Unable to justify solution for a problem with exponential constant $e$ involved.

Question

For the question,

$e^{2x} + e^x - 2 = 0.$

I was asked to solve for $x$.

What I performed,

$e^{2x} + e^x = 2.$

$e^x(e^x + 1) = 2.$

For the 2 solutions involved,

\begin{align} e^x &= 2\\ \ln2 &= x\\ .69 &= x \end{align} OR \begin{align} e^x + 1 &= 2\\ e^x &= 1\\ \ln1 &= x\\ 0 &= x \end{align} My textbook states a single solution which is $0$.

Answer 1

It should be $${ e }^{ 2x }+{ e }^{ x }-2=0\\ \left( { e }^{ x }+2 \right) \left( { e }^{ x }-1 \right) =0\\ { e }^{ x }+2=0,{ e }^{ x }-1=0\\ { e }^{ x }=-2,{ e }^{ x }=1$$ is only solution

$$x=0$$

Answer 2

Let $y=e^{x}$. Then, your equation becomes

$$ y^{2}+y-2=0\implies (y+2)(y-1)=0. $$

Thus, $y=-2$ or $y=1$. Hence, $e^{x}=-2$ or $e^{x}=1$. Since the first is impossible, it follows that $e^{x}=1\implies x=0$.

Answer 3

From this step:

$e^x(e^x + 1) = 2$,

your solution makes no sense.

Observe that putting $y = e^x$ allows you to transform the original equation to the quadratic $y^2 + y -2 = 0$. This has roots $1$ and $-2$. Only the positive root allows a real solution for $x$, i.e. $e^x = 1$ giving $x=0$ as the only real solution.

Answer 4

$e^x (e^x+1) = 2$ does not imply that $e^x = 2$ or $e^x+1 = 2$. This type of reasoning only works if the right-hand side is zero. (This is why it's called the zero-product property.)

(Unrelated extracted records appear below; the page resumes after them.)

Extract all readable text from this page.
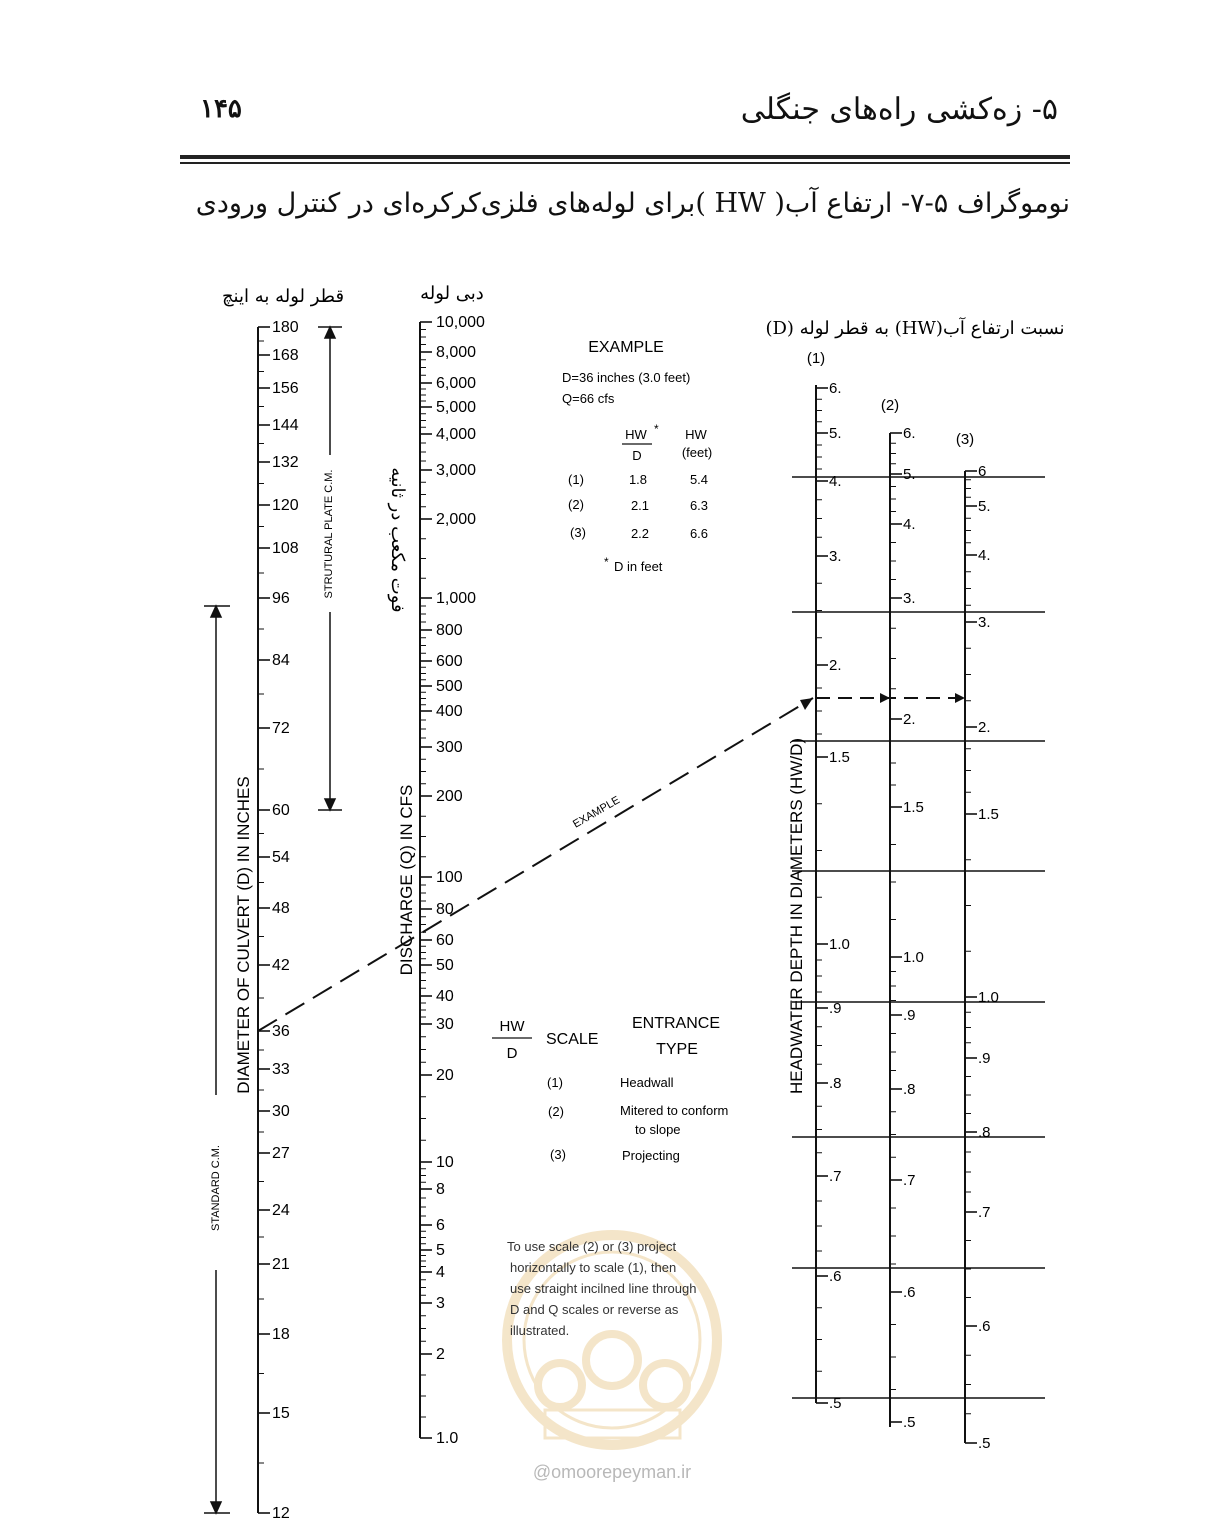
۱۴۵	۵- زه‌کشی راه‌های جنگلی
نوموگراف ۵-۷- ارتفاع آب( HW )برای لوله‌های فلزی‌کرکره‌ای در کنترل ورودی
@omoorepeyman.ir
قطر لوله به اینچ	دبی لوله
نسبت ارتفاع آب(HW) به قطر لوله (D)
180
168
156
144
132
120
108
96
84
72
60
54
48
42
36
33
30
27
24
21
18
15
12
DIAMETER OF CULVERT (D) IN INCHES
STRUTURAL PLATE C.M.
STANDARD C.M.
10,000
8,000
6,000
5,000
4,000
3,000
2,000
1,000
800
600
500
400
300
200
100
80
60
50
40
30
20
10
8
6
5
4
3
2
1.0
DISCHARGE (Q) IN CFS
فوت مکعب در ثانیه
6.
5.
4.
3.
2.
1.5
1.0
.9
.8
.7
.6
.5
6.
5.
4.
3.
2.
1.5
1.0
.9
.8
.7
.6
.5
6
5.
4.
3.
2.
1.5
1.0
.9
.8
.7
.6
.5
(1)
(2)
(3)
HEADWATER DEPTH IN DIAMETERS (HW/D)
EXAMPLE
EXAMPLE
D=36 inches (3.0 feet)
Q=66 cfs
HW *
D
HW
(feet)
(1)	1.8	5.4
(2)	2.1	6.3
(3)	2.2	6.6
* D in feet
HW
D
SCALE
ENTRANCE
TYPE
(1)	Headwall
(2)	Mitered to conform
to slope
(3)	Projecting
To use scale (2) or (3) project
horizontally to scale (1), then
use straight incilned line through
D and Q scales or reverse as
illustrated.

In general, if $ab = 2$ then we could have $a=2$ and $b=1$, or $a=1$ and $b=2$, or $a=4$ and $b=1/2$, or $a=2\pi$ and $b=\frac1\pi$, etc. There are infinitely many possibilities if the right-hand side is not zero, which is why we need to use a different method in such cases.

The proper way to proceed with $e^{2x} + e^x - 2 = 0$ is to first rewrite $e^{2x}$ as $(e^x)^2$. Then the equation becomes $$ (e^x)^2 + e^x - 2 = 0.$$ Now we can make the substitution $y = e^x$ to get $$ y^2 + y - 2 = 0.$$

So now it's a plain quadratic equation. Factor to get $(y+2)(y-1) = 0$. Now we can use the zero-product property to say $y = -2$ or $y=1$. Back-substitute to get $$ e^x = -2 \qquad \text{ or } \qquad e^x = 1.$$ Since $e^x$ can't be negative for any real value of $x$, the only valid case is $e^x = 1$, and this happens when $x = 0$.